Hollinghurst's sixth novel is epic, elegant, and intricately constructed ... As we've come to expect from the Booker-winning author of The Line of Beauty, Hollinghurst builds an intricate web of relationships with stately Jamesian precision and nuance. The Sparsholt Affair is filled with what Johnny, describing some Whistler paintings, calls 'small miracles of observation' ... Hollinghurst, who has tread the line between satire and sentiment in all his novels, understands that the truth lies somewhere in between, and knows how tricky it can be to find the right balance. In The Sparsholt Affair, he has tilted toward the heartfelt, to moving effect.
Hollinghurst wonderfully conveys the subtle, charged atmosphere of ordinary life rumbling along under extraordinary circumstances ... we don’t really find out what David Sparsholt has to say about his gay son, or what the son has to say about his father. It is almost as if Hollinghurst, sympathetic to Johnny’s introverted awkwardness and wanting him to flourish on his own terms, believes the question to be impolite. As David and his cohort recede from view, Johnny becomes the novel’s protagonist, though he has the provisional feel of a secondary character nudged from the wings into the spotlight ... Hollinghurst has further handicapped himself by limiting Johnny’s ability with words.

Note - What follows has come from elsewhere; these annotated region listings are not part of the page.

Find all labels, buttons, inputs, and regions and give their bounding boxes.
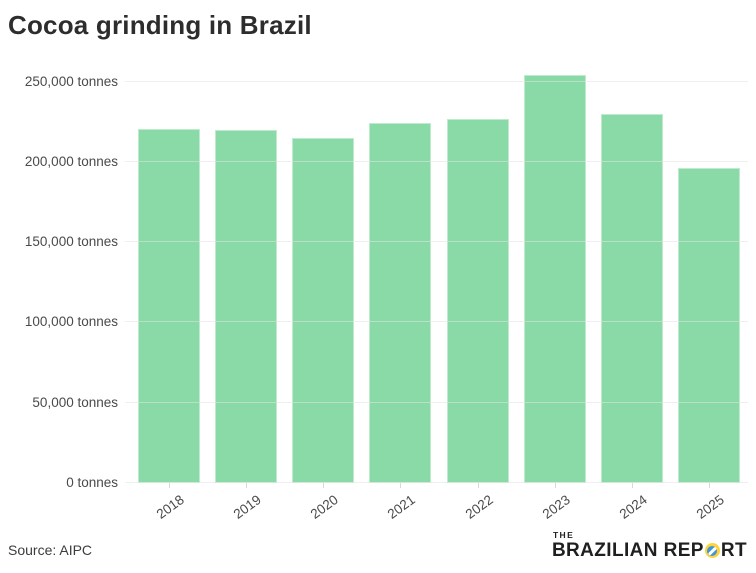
- x-tick-label-2022: 2022: [462, 492, 496, 522]
- bar-slot: [362, 70, 439, 483]
- y-tick-label: 200,000 tonnes: [24, 153, 118, 169]
- x-tick-label-2025: 2025: [694, 492, 728, 522]
- brand-logo: THE BRAZILIAN REP RT: [552, 530, 747, 560]
- bar-2023: [523, 75, 586, 483]
- bar-slot: [516, 70, 593, 483]
- x-tick: [554, 483, 556, 488]
- x-tick: [323, 483, 325, 488]
- bar-slot: [130, 70, 207, 483]
- bar-slot: [207, 70, 284, 483]
- x-tick-label-2021: 2021: [385, 492, 419, 522]
- brand-globe-icon: [704, 543, 720, 558]
- x-tick-label-2020: 2020: [307, 492, 341, 522]
- bar-2024: [601, 113, 664, 483]
- x-tick-label-2023: 2023: [539, 492, 573, 522]
- brand-logo-text-left: BRAZILIAN REP: [551, 540, 704, 561]
- bar-slot: [285, 70, 362, 483]
- bars-layer: [130, 70, 748, 483]
- y-tick-label: 0 tonnes: [66, 475, 118, 490]
- y-tick-label: 150,000 tonnes: [24, 234, 118, 250]
- x-tick: [245, 483, 247, 488]
- x-tick: [168, 483, 170, 488]
- y-axis-labels: 0 tonnes 50,000 tonnes 100,000 tonnes 150,0…: [0, 70, 118, 491]
- bar-2019: [214, 129, 277, 483]
- x-tick-label-2024: 2024: [616, 492, 650, 522]
- brand-logo-wordmark: BRAZILIAN REP RT: [552, 541, 747, 560]
- bar-slot: [439, 70, 516, 483]
- chart-title: Cocoa grinding in Brazil: [8, 10, 312, 40]
- x-tick: [632, 483, 634, 488]
- bar-2020: [292, 137, 355, 483]
- bar-slot: [594, 70, 671, 483]
- y-tick-label: 250,000 tonnes: [24, 73, 118, 89]
- y-tick-label: 100,000 tonnes: [24, 314, 118, 330]
- x-tick: [709, 483, 711, 488]
- y-tick-label: 50,000 tonnes: [32, 394, 118, 410]
- x-tick: [477, 483, 479, 488]
- bar-2018: [137, 128, 200, 483]
- brand-logo-text-right: RT: [720, 540, 747, 561]
- bar-slot: [671, 70, 748, 483]
- bar-2021: [369, 123, 432, 483]
- brand-logo-the: THE: [552, 530, 575, 540]
- bar-chart: 0 tonnes 50,000 tonnes 100,000 tonnes 150,0…: [0, 70, 756, 522]
- x-tick: [400, 483, 402, 488]
- x-tick-label-2018: 2018: [153, 492, 187, 522]
- x-axis: 2018 2019 2020 2021 2022 2023 2024 2025: [130, 483, 748, 533]
- bar-2022: [446, 119, 509, 483]
- x-tick-label-2019: 2019: [230, 492, 264, 522]
- source-label: Source: AIPC: [8, 542, 93, 558]
- bar-2025: [678, 168, 741, 483]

He is dyslexic, and not much of a talker, though in place of verbal gifts he has visual ones ... considering the effects of the past is not just the responsibility of a novel about eight decades of gay history; it is the responsibility of a novel about family, and the disappointment of The Sparsholt Affair is that Hollinghurst lets Johnny slip the knot of his father’s life with barely a second thought, escaping easily into the safety of his own.